Mikey Miss covered sports for the Inky in the day when newspapers gave you the facts (checked for accuracy, of course), some biting commentary and entertainment.

If he says it on the air I have a pretty good idea that the facts, anyway, are true, which is more than I can say for Innes.

So it pains me to have to call him out over something he wrote in his weekly column on Phillymag.com.

Maybe he is stretched too thin, what with all his airtime and the social events he talks about with his trusty sidekick, Martinez.

Or maybe he finds that ever since the disgraced Bill Conlin’s death, there aren’t enough ridiculous comparisons between sports and politics and the military in Philly sports journalism.

But there he is today:

In the ripest days of the Cold War, when the Soviet Union was ruled by dictators named Khrushchev and Brezhnev, a dissident voice would be punished by a variety of human humiliations. “If you weren’t with us, you were against us,” was the refrain. And whispers in a potato line could get a family shipped to warm and friendly Siberia.

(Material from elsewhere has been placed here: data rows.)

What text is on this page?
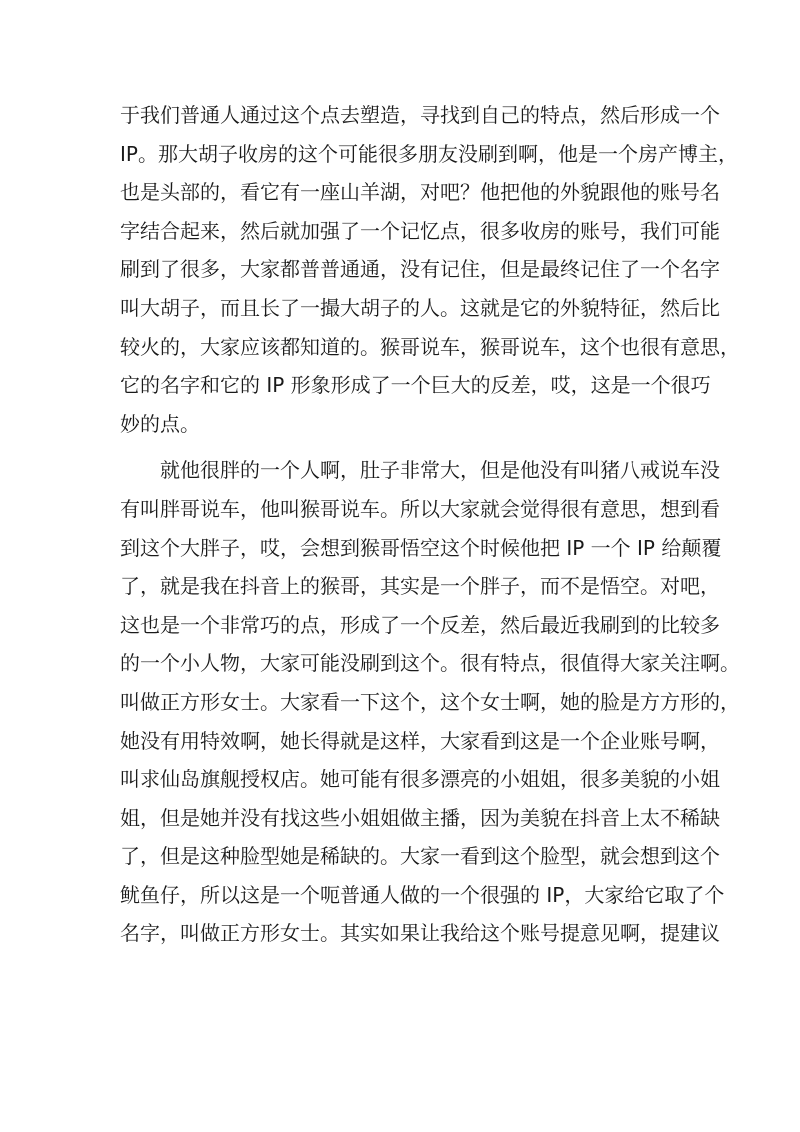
于我们普通人通过这个点去塑造，寻找到自己的特点，然后形成一个
IP。那大胡子收房的这个可能很多朋友没刷到啊，他是一个房产博主，
也是头部的，看它有一座山羊湖，对吧？他把他的外貌跟他的账号名
字结合起来，然后就加强了一个记忆点，很多收房的账号，我们可能
刷到了很多，大家都普普通通，没有记住，但是最终记住了一个名字
叫大胡子，而且长了一撮大胡子的人。这就是它的外貌特征，然后比
较火的，大家应该都知道的。猴哥说车，猴哥说车，这个也很有意思，
它的名字和它的 IP 形象形成了一个巨大的反差，哎，这是一个很巧
妙的点。
就他很胖的一个人啊，肚子非常大，但是他没有叫猪八戒说车没
有叫胖哥说车，他叫猴哥说车。所以大家就会觉得很有意思，想到看
到这个大胖子，哎，会想到猴哥悟空这个时候他把 IP 一个 IP 给颠覆
了，就是我在抖音上的猴哥，其实是一个胖子，而不是悟空。对吧，
这也是一个非常巧的点，形成了一个反差，然后最近我刷到的比较多
的一个小人物，大家可能没刷到这个。很有特点，很值得大家关注啊。
叫做正方形女士。大家看一下这个，这个女士啊，她的脸是方方形的，
她没有用特效啊，她长得就是这样，大家看到这是一个企业账号啊，
叫求仙岛旗舰授权店。她可能有很多漂亮的小姐姐，很多美貌的小姐
姐，但是她并没有找这些小姐姐做主播，因为美貌在抖音上太不稀缺
了，但是这种脸型她是稀缺的。大家一看到这个脸型，就会想到这个
鱿鱼仔，所以这是一个呃普通人做的一个很强的 IP，大家给它取了个
名字，叫做正方形女士。其实如果让我给这个账号提意见啊，提建议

I thought about that a lot this week as I watched and listened to Philadelphia Eagles players support head coach Chip Kelly’s banishment of offensive guard Evan Mathis. See, in the world of professional sports, it’s odd to hear players turn their backs on teammates in times of contract squabbles. Players are normally in this fight together, brothers in arms, strengthened further by their own brotherhood union.

Let me be clear:

There was nothing more bizarre than the failed experiment in Communism that the Soviet Union foisted on its people. And they did, especially Stalin, exact revenge for those who thought and talked and acted outside the box.

Just read Aleksandr Solzhenitsyn’s “The Gulag Archipelago.”

Or talk to the many oligarchs who have been sent to the gulag by the former KGB boss Putin.

But comparing the Soviet regime with Chip Kelly’s?

Really?

Yes, it is possible that the Eagles’ whom Mikey Miss refers to have felt the spectre of Chipper’s revenge if they didn’t fall in line.

But I suspect it is also the case that those players got a bit tired of hearing about Mathis’ ridiculous salary demands — he reportedly wanted a raise for $5.5 million to $8.5 million annually for his soon to be 34-year-old body, which, by the way, missed seven games last season due to injury.

In either event, keep up the good work, Miss, but stay away from those historical references, especially when they compare a football coach to despots who killed tens of millions of their own people!